First step first: we need a Node class. Here’s a really basic one:

class Node:
    """
    Really really basic Node Class

    Takes into parameter either a list of children
    or a single child
    """

    def __init__(self, children=None):
        self.pretty = "Basic Node"
        if not children:
            self.children = []
        elif hasattr(children, "__len__"):
            self.children = children
        else:
            self.children = [children]

    def __str__(self):
        return "Node"

    def __repr__(self):
        return self.pretty

Creating the required nodes and writing rewrite()

Here’s the interesting part: we need to think about how we want to implement the rewrite() functions in every node we define.
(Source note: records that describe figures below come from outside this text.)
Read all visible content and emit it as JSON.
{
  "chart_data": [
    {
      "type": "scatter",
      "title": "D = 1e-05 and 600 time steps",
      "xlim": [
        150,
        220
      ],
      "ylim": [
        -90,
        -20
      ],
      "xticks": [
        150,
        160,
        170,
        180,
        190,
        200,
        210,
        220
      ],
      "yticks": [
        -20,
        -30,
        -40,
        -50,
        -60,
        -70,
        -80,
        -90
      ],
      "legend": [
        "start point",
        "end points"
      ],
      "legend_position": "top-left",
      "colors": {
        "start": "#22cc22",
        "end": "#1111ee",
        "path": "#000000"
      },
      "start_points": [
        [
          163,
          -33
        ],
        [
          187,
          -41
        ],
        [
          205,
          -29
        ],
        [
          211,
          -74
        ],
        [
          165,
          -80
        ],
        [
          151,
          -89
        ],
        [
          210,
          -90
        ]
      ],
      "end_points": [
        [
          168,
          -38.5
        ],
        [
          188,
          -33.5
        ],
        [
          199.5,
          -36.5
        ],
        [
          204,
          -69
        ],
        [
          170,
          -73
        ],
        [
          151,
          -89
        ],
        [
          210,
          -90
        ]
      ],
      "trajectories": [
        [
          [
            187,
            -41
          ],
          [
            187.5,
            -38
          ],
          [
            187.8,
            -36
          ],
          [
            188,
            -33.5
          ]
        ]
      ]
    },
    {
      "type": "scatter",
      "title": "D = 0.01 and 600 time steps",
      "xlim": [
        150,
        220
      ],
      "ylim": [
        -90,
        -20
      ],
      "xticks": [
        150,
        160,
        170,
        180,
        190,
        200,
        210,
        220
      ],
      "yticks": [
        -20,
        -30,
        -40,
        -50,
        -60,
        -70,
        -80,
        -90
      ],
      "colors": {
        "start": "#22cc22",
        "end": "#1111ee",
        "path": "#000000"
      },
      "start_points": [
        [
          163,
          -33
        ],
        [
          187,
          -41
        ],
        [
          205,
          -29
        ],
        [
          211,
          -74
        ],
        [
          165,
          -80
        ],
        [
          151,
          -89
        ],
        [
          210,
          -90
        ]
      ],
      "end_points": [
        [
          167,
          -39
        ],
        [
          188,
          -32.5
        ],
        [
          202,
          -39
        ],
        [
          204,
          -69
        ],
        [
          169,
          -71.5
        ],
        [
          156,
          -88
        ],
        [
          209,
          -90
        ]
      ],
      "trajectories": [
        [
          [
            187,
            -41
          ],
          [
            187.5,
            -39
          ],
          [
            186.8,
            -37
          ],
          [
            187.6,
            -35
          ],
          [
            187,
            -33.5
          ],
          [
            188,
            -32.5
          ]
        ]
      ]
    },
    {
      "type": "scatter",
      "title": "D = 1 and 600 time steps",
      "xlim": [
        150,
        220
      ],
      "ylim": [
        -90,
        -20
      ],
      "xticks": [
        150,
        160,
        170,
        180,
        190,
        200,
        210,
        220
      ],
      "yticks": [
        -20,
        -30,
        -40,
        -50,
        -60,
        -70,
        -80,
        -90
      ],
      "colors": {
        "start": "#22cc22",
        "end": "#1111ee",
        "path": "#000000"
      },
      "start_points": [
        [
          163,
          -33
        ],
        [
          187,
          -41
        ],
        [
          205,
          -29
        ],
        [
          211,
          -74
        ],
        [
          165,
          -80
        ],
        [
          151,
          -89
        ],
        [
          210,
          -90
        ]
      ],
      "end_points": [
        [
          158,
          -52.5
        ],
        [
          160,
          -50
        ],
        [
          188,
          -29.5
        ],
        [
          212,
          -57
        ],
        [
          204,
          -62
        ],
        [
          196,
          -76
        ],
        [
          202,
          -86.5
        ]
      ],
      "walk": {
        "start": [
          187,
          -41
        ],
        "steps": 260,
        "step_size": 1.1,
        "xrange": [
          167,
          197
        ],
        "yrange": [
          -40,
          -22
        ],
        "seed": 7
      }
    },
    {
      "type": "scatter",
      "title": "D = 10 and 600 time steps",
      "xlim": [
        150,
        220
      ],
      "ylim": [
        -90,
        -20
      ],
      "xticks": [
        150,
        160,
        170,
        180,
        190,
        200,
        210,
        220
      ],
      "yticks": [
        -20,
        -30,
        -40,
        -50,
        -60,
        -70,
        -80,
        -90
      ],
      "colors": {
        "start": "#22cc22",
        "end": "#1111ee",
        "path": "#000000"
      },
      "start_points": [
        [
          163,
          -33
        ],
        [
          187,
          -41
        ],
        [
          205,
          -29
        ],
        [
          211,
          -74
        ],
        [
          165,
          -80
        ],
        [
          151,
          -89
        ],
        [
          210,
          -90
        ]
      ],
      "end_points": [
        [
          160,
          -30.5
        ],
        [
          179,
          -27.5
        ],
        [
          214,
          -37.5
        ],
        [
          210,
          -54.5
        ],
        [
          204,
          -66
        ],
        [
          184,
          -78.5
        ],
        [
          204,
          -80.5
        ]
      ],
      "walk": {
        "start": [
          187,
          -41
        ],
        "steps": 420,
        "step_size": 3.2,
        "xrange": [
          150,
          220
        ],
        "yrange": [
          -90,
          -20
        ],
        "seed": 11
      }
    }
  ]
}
It needs to produce valid LaTeX (and, if possible, human-readable LaTeX). Here’s how I implemented it (you need to know how the grammar environment in the syntax package of LaTeX work):

class RelevantDataNode(Node):
    """
    A node that contains all grammar rules.
    """
    pretty = "Relevant Data"

    def rewrite(self):
        code = "\\documentclass{article}\n"
        code += "\\usepackage{syntax}\n"
        code += "\\begin{document}\n"
        code += "\\begin{grammar}\n"
        previous_left = "S"
        for child in self.children:
            if child.left_member() == previous_left:
                code += child.rewrite_end()
            else:
                previous_left = child.left_member()
                code += child.rewrite_full()
        code += "\\end{grammar}\n\\end{document}\n"
        return code


class GrammarRuleNode(Node):
    """
    A node that contains a grammer rule.
    """
    pretty = "Grammar Rule"

    def left_member(self):
        return self.children.strip("'").strip('"').split(" ")[0]

    def rewrite_full(self):
        data = self.children.strip("'").strip('"').split(" ")
        if data[0].isupper() and data[0] != "S'":
            code = '\n\n    "%s" ::=' % data[0]
        else:
            code = '\n\n    <%s> ::= ' % data[0]
        for child in data[2:]:
            if child.isupper():
                code += ' "%s"' % child
            else:
                code += " <%s>" % child
        code += "\n"
        return code

    def rewrite_end(self):
        data = self.children.strip("'").strip('"').split(" ")
        code = "        \\alt"
        for child in data[2:]:
            if child.isupper():
                code += ' "%s"' % child
            else:
                code += " <%s>" % child
        code += "\n"
        return code

Back to the parser!

At the beginnig we need to import the AST file:

import ast as AST

Then, we need to redefine some p_ functions in order to create the AST:

@staticmethod
def p_relevantdata(p):
    """RelevantData : DataLines"""
    p[0] = AST.RelevantDataNode(p[1])

@staticmethod
def p_grammarrule(p):
    """DataLine : LPAREN GRAMMARRULE RPAREN"""
    # Let's discard the parenthesis, we don't need those
    p[0] = AST.GrammarRuleNode(p[2])

Let’s make it work!

In your ipython call:

import myyacc

parser = myyacc.MyParser()
ast = parser.parse_file("/tmp/parsetab.py")
code = ast.rewrite()
with open("/tmp/grammar.tex", "w") as grammar:
    grammar.write(code)

And then compile your grammar.tex file and see if you have the correct output!